Family Of Circles

In this page we are going to discuss about family of circles.Here concentric circles plays a major role.First let us consider the definition of concentric circles.Two or more circles having same center is called the concentric circles.There are two types in family of circles.

Circles touching each other:

Two circles may touch each other either internally or externally.

Circles touching each other externally:

Here the center of two circles are C₁ and C₂ and radius are r₁ and r₂.The distance between their centers is sum of their radii.

If the two circles are touching each other externally then they must satisfy the following condition.

  C₁ C₂ = r₁ + r₂

Circles touching each other internally:

Here the center of two circles are C₁ and C₂ and radius are r₁ and r₂.The distance between their centers is differences of their radii.
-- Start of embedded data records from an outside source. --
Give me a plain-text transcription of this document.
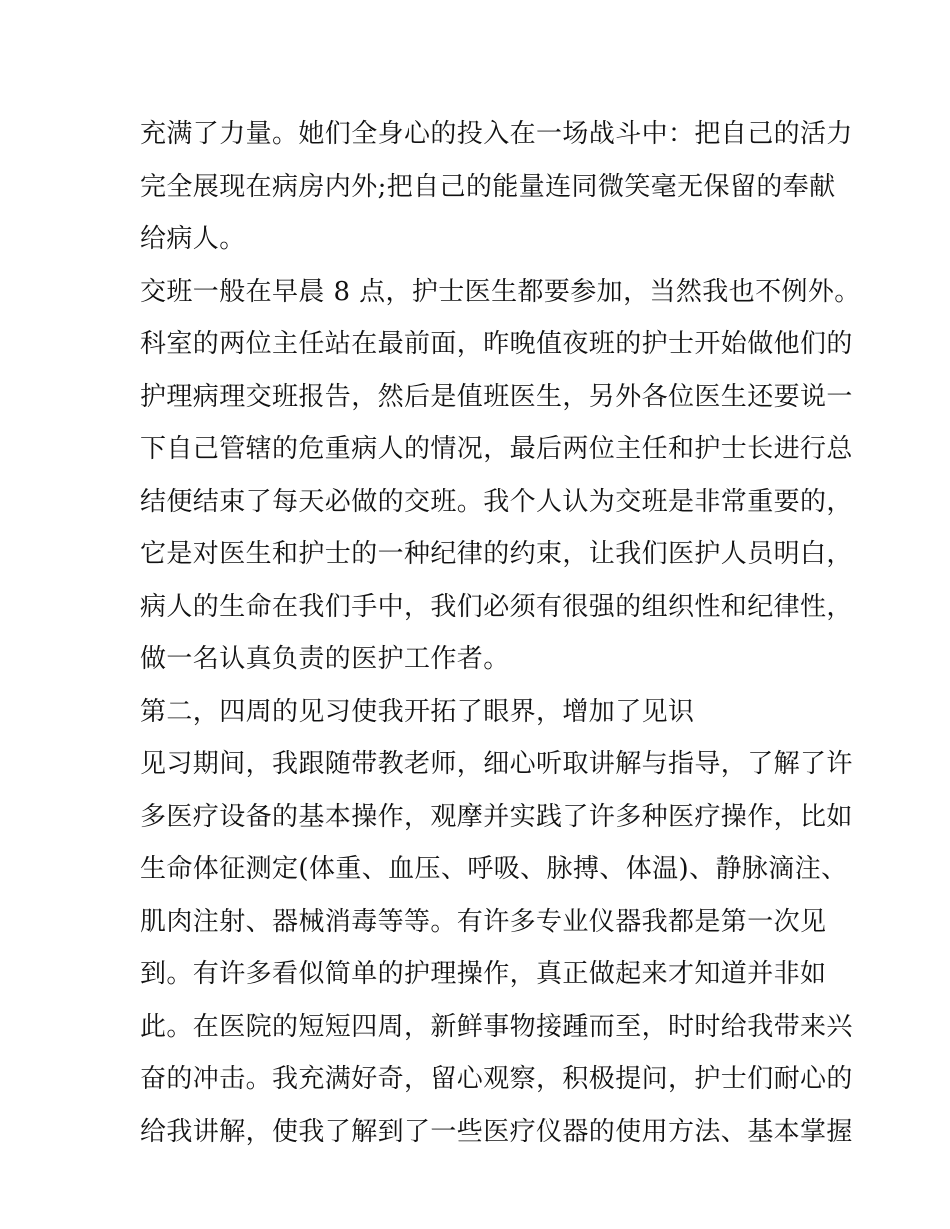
充满了力量。她们全身心的投入在一场战斗中：把自己的活力
完全展现在病房内外;把自己的能量连同微笑毫无保留的奉献
给病人。
交班一般在早晨 8 点，护士医生都要参加，当然我也不例外。
科室的两位主任站在最前面，昨晚值夜班的护士开始做他们的
护理病理交班报告，然后是值班医生，另外各位医生还要说一
下自己管辖的危重病人的情况，最后两位主任和护士长进行总
结便结束了每天必做的交班。我个人认为交班是非常重要的，
它是对医生和护士的一种纪律的约束，让我们医护人员明白，
病人的生命在我们手中，我们必须有很强的组织性和纪律性，
做一名认真负责的医护工作者。
第二，四周的见习使我开拓了眼界，增加了见识
见习期间，我跟随带教老师，细心听取讲解与指导，了解了许
多医疗设备的基本操作，观摩并实践了许多种医疗操作，比如
生命体征测定(体重、血压、呼吸、脉搏、体温)、静脉滴注、
肌肉注射、器械消毒等等。有许多专业仪器我都是第一次见
到。有许多看似简单的护理操作，真正做起来才知道并非如
此。在医院的短短四周，新鲜事物接踵而至，时时给我带来兴
奋的冲击。我充满好奇，留心观察，积极提问，护士们耐心的
给我讲解，使我了解到了一些医疗仪器的使用方法、基本掌握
If the two circles are touching each other internally then they must satisfy the following condition.

  C₁  C₂ = r₁ - r₂

Example 1:

Show that the circles x² + y² -4x + 6y + 8 = 0 and x² + y² -10x - 6y + 14 = 0 touch each other.Find whether two circles are in which family of the circles/.  

Solution:

First let us find the centers of two circles

Center of any circle will be (-g,-f). So first let us compare the first equation with the general form of circle to get the value of g and f.

x² + y² -4x + 6y + 8 = 0

x² + y² + 2g₁x + 2f₁y + c = 0

Here 2g₁ = -4  2f₁ = 6  and c₁ = 8

       g₁ = -2     f₁ = 3

Center of the first circle (2,-3)

Now let us compare the second equation with the general form to get the values of g and f

x² + y² -10x - 6y + 14 = 0

Here 2g₂ = -10   2f₂ = -6 and c₂ = 14

        g₂ = -5      f₂ = -3

Center of the second circle (5,3)

So C₁ is (2,-3) and C₂ is (5,3)

Distance between C₁C₂ = √(5-2)² + (3+3)²

                               = √3² + 6² 

                              = √9 + 36

                              = √45

                              = 3√5    ----------(1)

Now let us find r₁

                         r₁ = √g₁² + f₁² - c₁

                           = √(-2)² + 3² - 8

                           = √4 + 9 - 8

                           =  √5

Now let us find r₂

                         r₂ = √g₂² + f₂² - c₂

                           = √(-5)² + (-3)² - 14

                           = √25 + 9 - 14

                           =  √34-14

                           =  √20

                           =  2√5

              r₁ + r₂ = √5 + 2√5

                       =  3√5 --------(2)

Since (1) and (2) are equal we can say each circles touch each other externally.